C Stack-Allocated String Scope

Question

For straight C and GCC, why doesn't the pointed-to string get corrupted here?

#include <stdio.h>

int main(int argc, char *argv[])
{
    char* str_ptr = NULL; 

    {
        //local to this scope-block
        char str[4]={0};
        sprintf(str, "AGH"); 

        str_ptr = str;
    }

    printf("str_ptr: %s\n", str_ptr);

    getchar();
    return 0;
}

|----OUTPUT-----|

str_ptr: AGH

|--------------------|

Here's a link to the above code compiled and executed using an online compiler.

I understand that if str was a string literal, str would be stored in the bss ( essentially as a static ), but sprintf(ing) to a stack-allocated buffer, I thought the string buffer would be purely stack-based ( and thus the address meaningless after leaving the scope block )? I understand that it may take additional stack allocations to over-write the memory at the given address, but even using a recursive function until a stack-overflow occurred, I was unable to corrupt the string pointed to by str_ptr.
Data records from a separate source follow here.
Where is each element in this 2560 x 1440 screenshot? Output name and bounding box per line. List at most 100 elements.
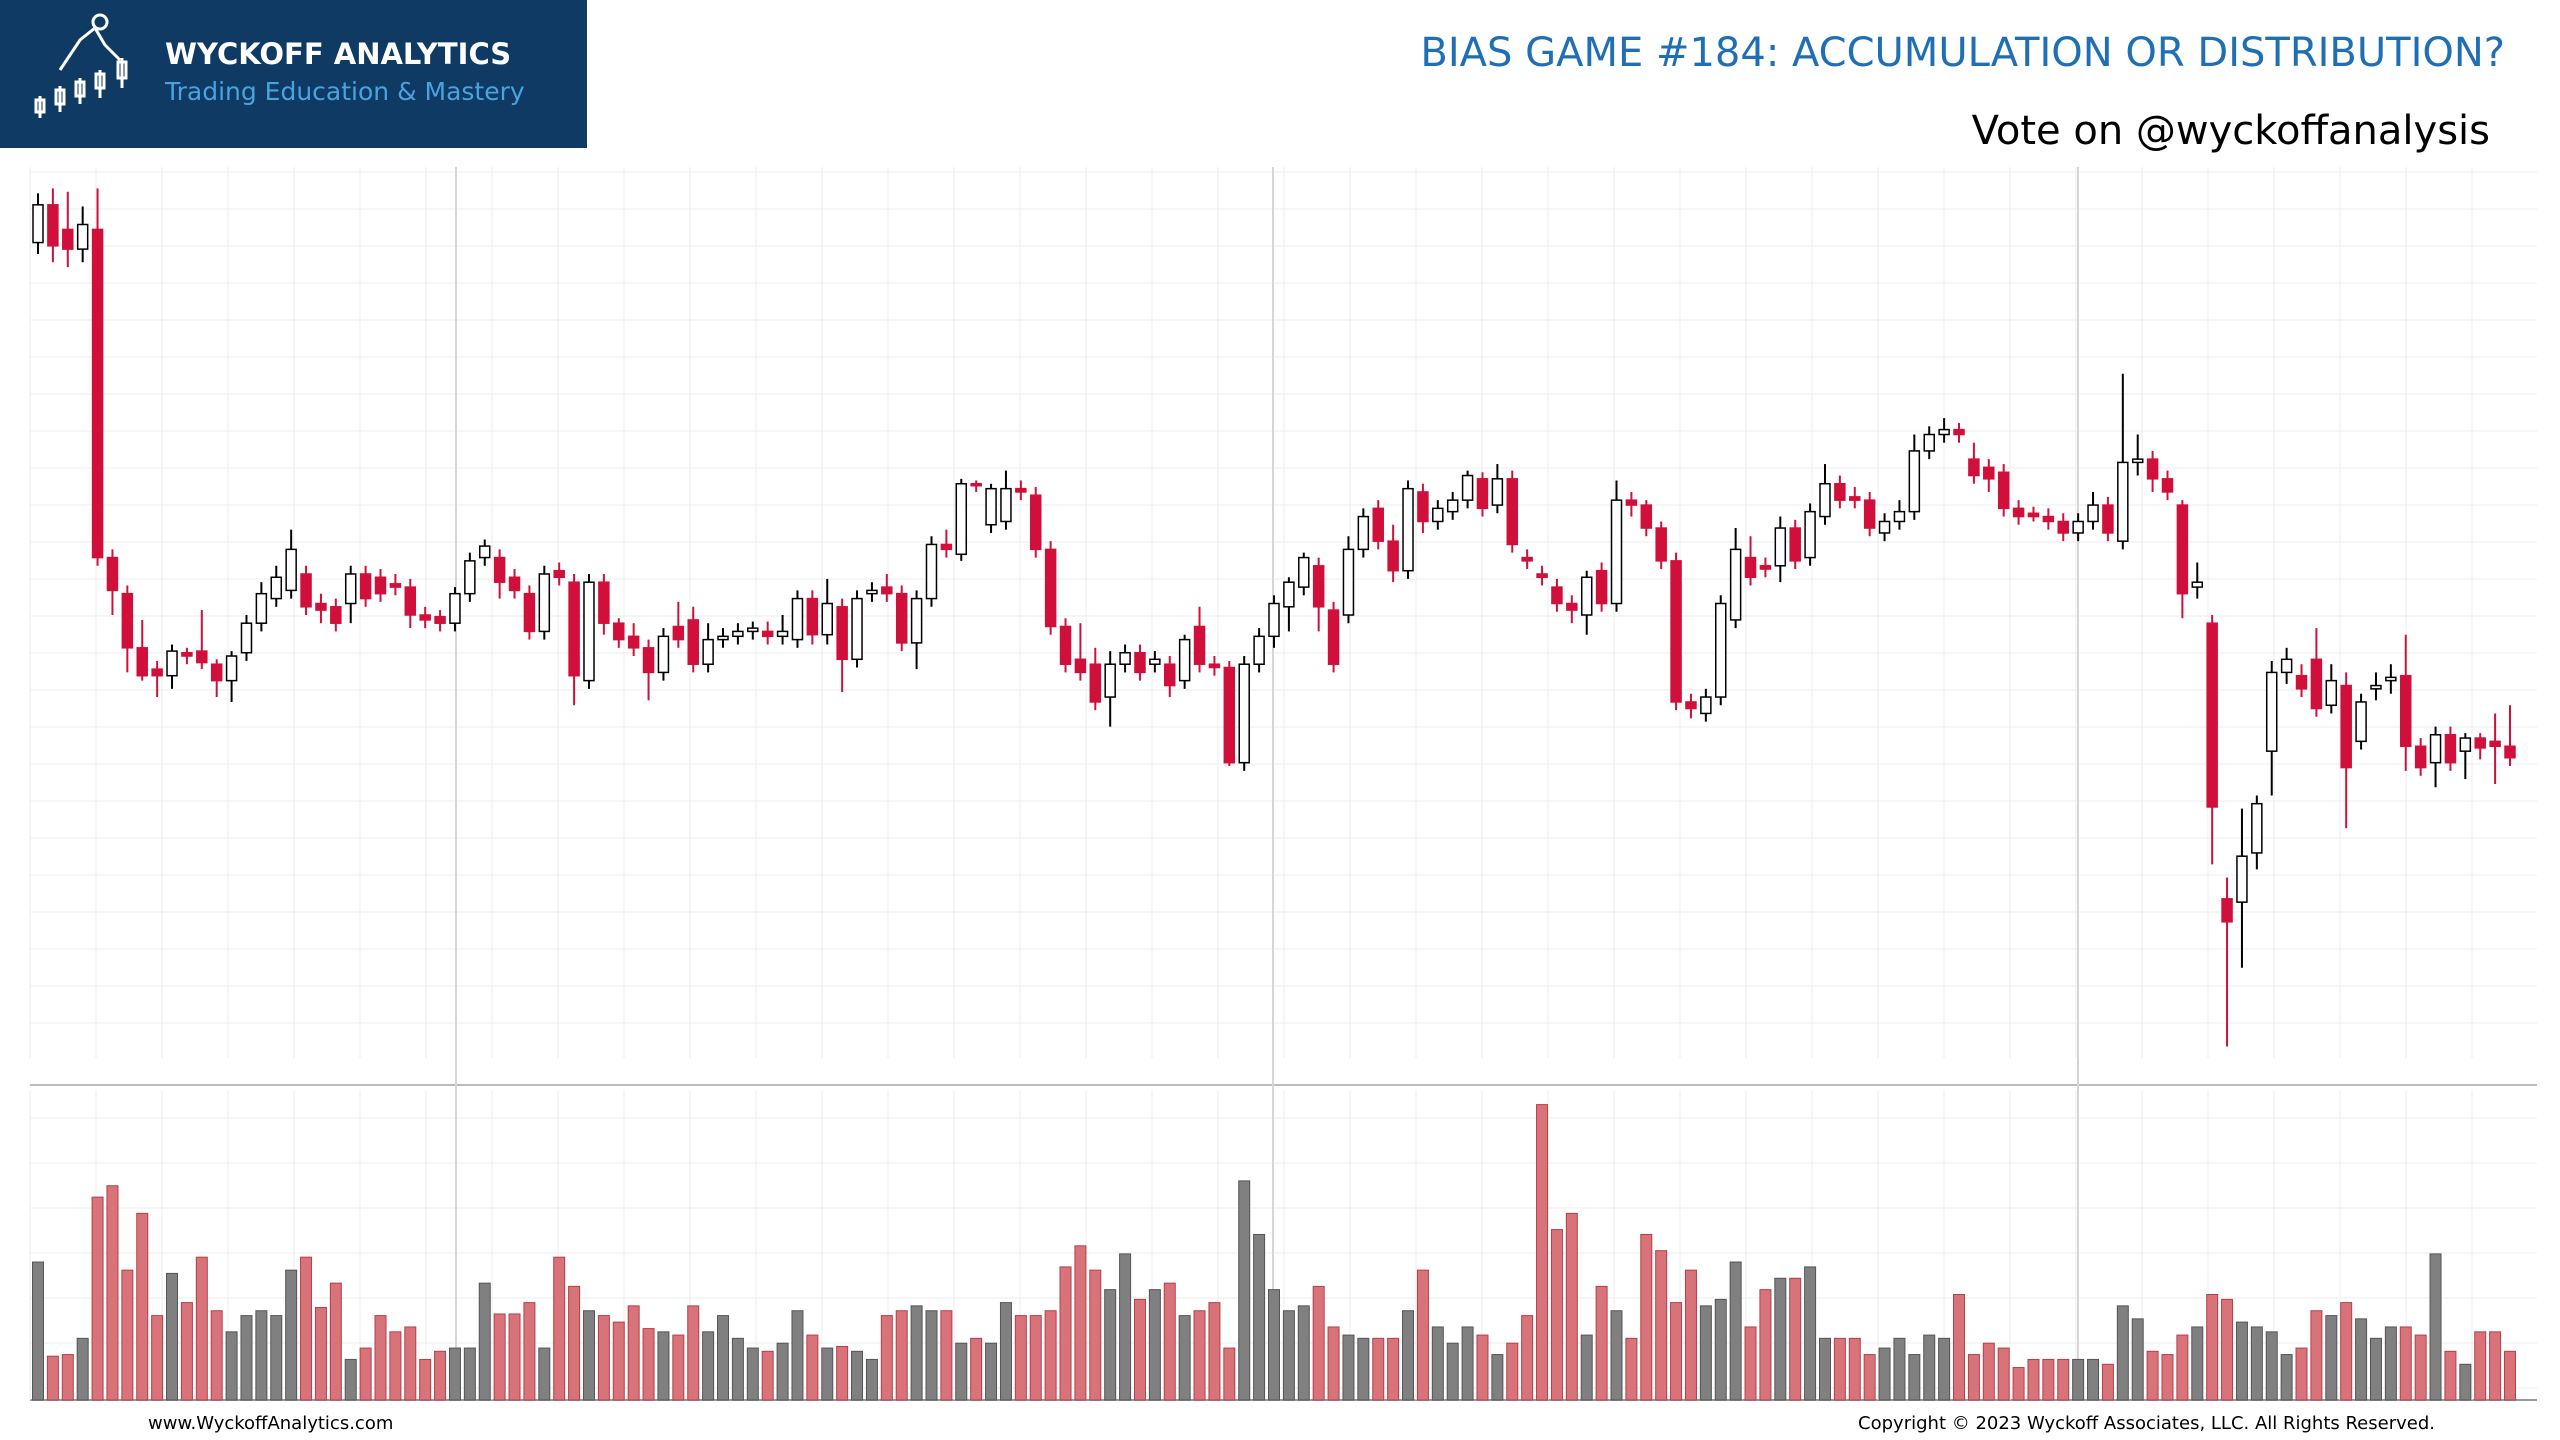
candle-body: [1893, 510, 1906, 523]
candle-body: [538, 573, 551, 633]
volume-bar: [2250, 1326, 2263, 1401]
candle-body: [404, 586, 417, 616]
candle-body: [1878, 520, 1891, 534]
candle-body: [240, 622, 253, 654]
candle-body: [2325, 679, 2338, 706]
candle-body: [1536, 573, 1548, 579]
volume-bar: [1714, 1298, 1727, 1401]
candle-body: [1312, 565, 1325, 608]
volume-bar: [121, 1269, 134, 1401]
volume-bar: [1312, 1285, 1325, 1401]
volume-bar: [210, 1310, 223, 1401]
volume-bar: [2087, 1358, 2100, 1401]
volume-bar: [746, 1347, 759, 1401]
candle-body: [2504, 745, 2516, 759]
volume-bar: [2012, 1367, 2025, 1401]
volume-bar: [2265, 1331, 2278, 1401]
volume-bar: [1163, 1282, 1176, 1401]
volume-bar: [910, 1305, 923, 1401]
volume-bar: [2206, 1294, 2219, 1401]
volume-bar: [731, 1337, 744, 1401]
volume-bar: [2340, 1302, 2353, 1401]
candle-body: [776, 630, 789, 638]
volume-bar: [1953, 1294, 1966, 1401]
candle-body: [1134, 651, 1146, 674]
volume-bar: [2280, 1354, 2293, 1401]
candle-body: [1700, 696, 1712, 715]
candle-body: [1983, 466, 1995, 480]
volume-bar: [1625, 1337, 1638, 1401]
candle-body: [598, 581, 610, 624]
volume-bar: [1759, 1289, 1772, 1401]
candle-body: [523, 592, 536, 633]
volume-bar: [1848, 1337, 1861, 1401]
volume-bar: [1119, 1253, 1132, 1401]
candle-body: [732, 630, 744, 638]
volume-bar: [2444, 1350, 2457, 1401]
volume-bar: [1878, 1347, 1891, 1401]
candle-body: [2385, 676, 2397, 682]
volume-bar: [1268, 1289, 1280, 1401]
volume-bar: [106, 1185, 119, 1401]
volume-bar: [1580, 1334, 1593, 1401]
candle-body: [1566, 602, 1578, 611]
volume-bar: [448, 1347, 461, 1401]
candle-body: [330, 606, 342, 624]
candle-body: [1089, 663, 1102, 703]
volume-bar: [1938, 1337, 1951, 1401]
volume-bar: [553, 1256, 566, 1401]
candle-body: [836, 606, 848, 661]
volume-bar: [1327, 1326, 1340, 1401]
candle-body: [1759, 565, 1772, 570]
candle-body: [2042, 515, 2055, 523]
candle-body: [910, 597, 923, 644]
volume-bar: [2384, 1326, 2397, 1401]
candle-body: [657, 635, 670, 674]
candle-body: [1193, 625, 1206, 665]
volume-bar: [2101, 1363, 2114, 1401]
volume-bar: [404, 1326, 417, 1401]
volume-bar: [1491, 1354, 1504, 1401]
candle-body: [1744, 556, 1757, 579]
volume-bar: [865, 1358, 878, 1401]
candle-body: [508, 576, 521, 592]
volume-bar: [1402, 1310, 1415, 1401]
candle-body: [2221, 898, 2233, 923]
candle-body: [181, 651, 193, 657]
volume-bar: [895, 1310, 908, 1401]
volume-bar: [1178, 1315, 1191, 1401]
volume-bar: [136, 1212, 149, 1401]
candle-body: [761, 630, 774, 638]
volume-bar: [1982, 1342, 1995, 1401]
volume-bar: [195, 1256, 208, 1401]
candle-body: [2489, 740, 2501, 748]
volume-bar: [1148, 1289, 1161, 1401]
footer-website: www.WyckoffAnalytics.com: [148, 1413, 393, 1434]
candle-body: [2444, 734, 2457, 764]
volume-bar: [1372, 1337, 1385, 1401]
candle-body: [1283, 581, 1295, 608]
volume-bar: [1818, 1337, 1831, 1401]
candle-body: [374, 576, 387, 595]
volume-bar: [2235, 1321, 2248, 1401]
candle-body: [2027, 512, 2040, 518]
candle-body: [2012, 507, 2025, 518]
candle-body: [62, 228, 74, 250]
candle-body: [2191, 581, 2204, 588]
candle-body: [1223, 666, 1236, 764]
candle-body: [2236, 855, 2248, 903]
candle-body: [91, 228, 104, 559]
candle-body: [970, 482, 982, 487]
volume-bar: [1342, 1334, 1355, 1401]
volume-bar: [270, 1315, 283, 1401]
candle-body: [1402, 487, 1414, 572]
volume-bar: [806, 1334, 819, 1401]
candle-body: [225, 655, 238, 682]
volume-bar: [2057, 1358, 2070, 1401]
volume-bar: [538, 1347, 551, 1401]
volume-bar: [1789, 1277, 1802, 1401]
volume-bar: [1014, 1315, 1027, 1401]
volume-bar: [389, 1331, 402, 1401]
candle-body: [1000, 487, 1012, 523]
FYI I am doing my testing in a VS2008 C project, although GCC seems to exhibit the same behavior.

Answer 1

Most likely the compiler does some sort of simple optimizations resulting in the string still being in the same place on the stack. In other words, the compiler allows the stack to grow to store 'str'. But it doesn't shrink the stack in the scope of main, because it is not required to do so.

If you really want to see the result of saving the address of variables on the stack, call a function.

#include <stdio.h>

char * str_ptr = NULL;
void onstack(void)
{
    char str[4] = {0};
    sprintf(str,"AGH");
    str_ptr = str;
}

int main(int argc, char *argv[])
{  

    onstack();
    int x = 0x61626364;
    printf("str_ptr: %s\n", str_ptr);
    printf("x:%i\n",x);
    getchar();
    return 0;
}

With gcc -O0 -std=c99 strcorrupt.c I get random output on the first printf. It will vary from machine to machine and architecture to architecture.

Answer 2

While nasal lizards are a popular part of C folklore, code whose behaviour is undefined can actually exhibit any behaviour at all, including magically resuscitating variables whose lifetime has expired. The fact that code with undefined behaviour can appear to "work" should neither be surprising nor an excuse to neglect correcting it. Generally, unless you're in the business of writing compilers, it's not very useful to examine the precise nature of undefined behaviour in any given environment, especially as it might be different after you blink.

In this particular case, the explanation is simple, but it's still undefined behaviour, so the following explanation cannot be relied upon at all. It might at any time be replaced with reptilian emissions.

Generally speaking, C compilers will make each function's stack frame a fixed size, rather than expanding and contracting as control flow enters and leaves internal blocks. Unless called functions are inlined, their stack frames will not overlap with the stack frame of the caller.

So, in certain C compilers with certain sets of compile options and except for particular phases of the moon, the character array str will not be overwritten by the call to printf, even though the variable's lifetime has expired.